Five issues with GP clusters that need addressing

(Title Image: BBC Wales)

Health Committee
Primary Care Clusters (pdf)
Published: 13th October 2017

Chair’s Statement, Dr Dai Lloyd AM (Plaid, South Wales West):

“The evidence we have heard suggests there is still some way to go if the Welsh Government is to realise its ambitions for systemic change in order that primary care meets local needs. During the inquiry, we have heard about impressive examples of work in individual GP practices and in specific clusters across Wales. Much of this appears to be driven by the enthusiasm and commitment of staff working within them, leading to a concern that the cluster model may be over-reliant on key individuals.”

What are Primary Care Clusters?

Primary Care Clusters were introduced from 2010 in order to group individual GP practices together to plan, manage and share primary care (i.e GP) services across a larger population.

There are 64 clusters across Wales serving between 30,000-50,000 patients each and the Welsh Government provided £10million in funding for clusters in 2017-18.

1. GP Clusters are over-reliant on “enthusiastic individuals”

The clusters are developing at different rates and times and are, therefore, at different places in their development. One theme inquiry respondents pointed to was that the success of each cluster was often down to the enthusiasm and drive of individual GPs and leaders.

Some health boards have provided leadership courses to give GPs and managers more confidence and the Royal College of General Practitioners said good leadership was absolutely essential to make the system work, but some GPs will be more concerned about treating patients than managing the cluster. Attending cluster management meetings is considered a “tick box exercise” and they don’t really engage with feedback at the meetings.

2. GP Clusters should be given more freedom from local health boards

There was a clear call from witnesses for health boards to be less hands-on. The British Medical Association (BMA) said GPs were often more “agile and innovative” as they often had to run their own businesses and there were too many processes and rules set down by health boards.

It was suggested by several health professional bodies that clusters should be further developed to take the pressure off hospitals by providing mental health, physiotherapy, audiology and cancer management services at a primary care level.

There were also arguments in favour of clusters being the main employer of staff instead of the health board, but others believed this would add to GP workloads.

3. Better guidance is required from the Welsh Government on training and staffing

There were concerns that instead of reducing GP workloads, clusters have actually increased it with measures designed to take the heat off GPs – like Choose Well and community pharmacies – not making an impact. Older people in particular also prefer to be seen by a GP even when a non-clinical member of staff, like a nurse, is more appropriate – a sentiment at odds with the Welsh Government’s desire for primary care to be “multi-disciplinary”.

There’s a danger that clusters will all be chasing the same limited number of staff as GPs and pharmacists continue to fall short of requirements. Witnesses called for better professional development as staff roles changed (particularly with regard children’s health as children make up a quarter of GPs’ work) and to make it easier for hospital staff to move into primary care.
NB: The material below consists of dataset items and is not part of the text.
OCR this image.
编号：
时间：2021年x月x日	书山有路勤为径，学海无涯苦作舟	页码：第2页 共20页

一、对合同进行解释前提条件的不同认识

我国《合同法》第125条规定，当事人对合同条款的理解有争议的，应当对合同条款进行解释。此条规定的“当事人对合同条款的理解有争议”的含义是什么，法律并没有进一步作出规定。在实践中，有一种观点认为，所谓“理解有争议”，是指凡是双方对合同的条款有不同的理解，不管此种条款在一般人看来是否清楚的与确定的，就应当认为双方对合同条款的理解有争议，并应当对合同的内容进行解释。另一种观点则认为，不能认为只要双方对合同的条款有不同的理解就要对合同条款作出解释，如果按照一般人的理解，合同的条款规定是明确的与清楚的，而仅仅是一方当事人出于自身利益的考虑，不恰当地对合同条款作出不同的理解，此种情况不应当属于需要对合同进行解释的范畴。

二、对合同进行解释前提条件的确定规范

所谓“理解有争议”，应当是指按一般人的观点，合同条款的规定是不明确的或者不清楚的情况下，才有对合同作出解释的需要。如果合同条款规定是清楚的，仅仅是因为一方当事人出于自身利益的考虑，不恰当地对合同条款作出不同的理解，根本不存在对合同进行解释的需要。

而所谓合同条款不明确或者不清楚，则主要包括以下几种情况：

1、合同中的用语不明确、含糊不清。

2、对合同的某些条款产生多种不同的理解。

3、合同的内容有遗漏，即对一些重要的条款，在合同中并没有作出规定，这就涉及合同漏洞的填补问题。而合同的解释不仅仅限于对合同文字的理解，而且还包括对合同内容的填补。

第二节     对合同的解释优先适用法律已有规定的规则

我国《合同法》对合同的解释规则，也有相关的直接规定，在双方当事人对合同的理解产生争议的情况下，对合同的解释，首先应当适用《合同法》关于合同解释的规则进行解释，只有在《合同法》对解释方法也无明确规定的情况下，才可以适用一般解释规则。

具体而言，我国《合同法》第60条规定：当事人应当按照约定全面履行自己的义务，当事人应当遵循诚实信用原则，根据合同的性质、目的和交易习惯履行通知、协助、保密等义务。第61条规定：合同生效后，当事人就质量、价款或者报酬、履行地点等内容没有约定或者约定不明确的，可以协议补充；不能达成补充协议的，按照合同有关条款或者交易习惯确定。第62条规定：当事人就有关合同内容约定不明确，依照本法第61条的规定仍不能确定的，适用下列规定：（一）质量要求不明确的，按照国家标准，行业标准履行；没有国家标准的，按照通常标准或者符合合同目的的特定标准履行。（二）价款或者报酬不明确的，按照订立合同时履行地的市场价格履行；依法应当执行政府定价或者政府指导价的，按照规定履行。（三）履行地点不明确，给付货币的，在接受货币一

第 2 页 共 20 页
4. Larger primary care centres should be encouraged; smaller GP practices should/could close or merge (depending on local circumstances)

The condition of buildings used for primary care was described by the Health Secretary as “a national challenge”. Witnesses felt that many GP practices are no longer fit for purpose due to a lack of space or an inability to upgrade/expand due to their location.

The Welsh Government are attempting to put aside money to transform primary care buildings, but there are complications as GPs are often owner-partners in their buildings and can’t simply up and move. There would be an expectation that any new build primary care centres are publicly-owned if built with public money.

Staff were also said to regularly endure IT problems and this presents a barrier to effective cluster working.

5. We need to know whether clusters are actually working

One of the most common themes in practically every single Committee inquiry I’ve written up since starting the blog is a lack of measurable targets set down by the Welsh Government (or other public bodies) which tell the public and decision-makers whether a policy is actually working or not.

It’s happened again, but there are signs that the clusters and health boards have got on top of it. While there was positive feedback given to the Committee on what clusters were achieving, AMs were given little hard evidence and statistics to back these up.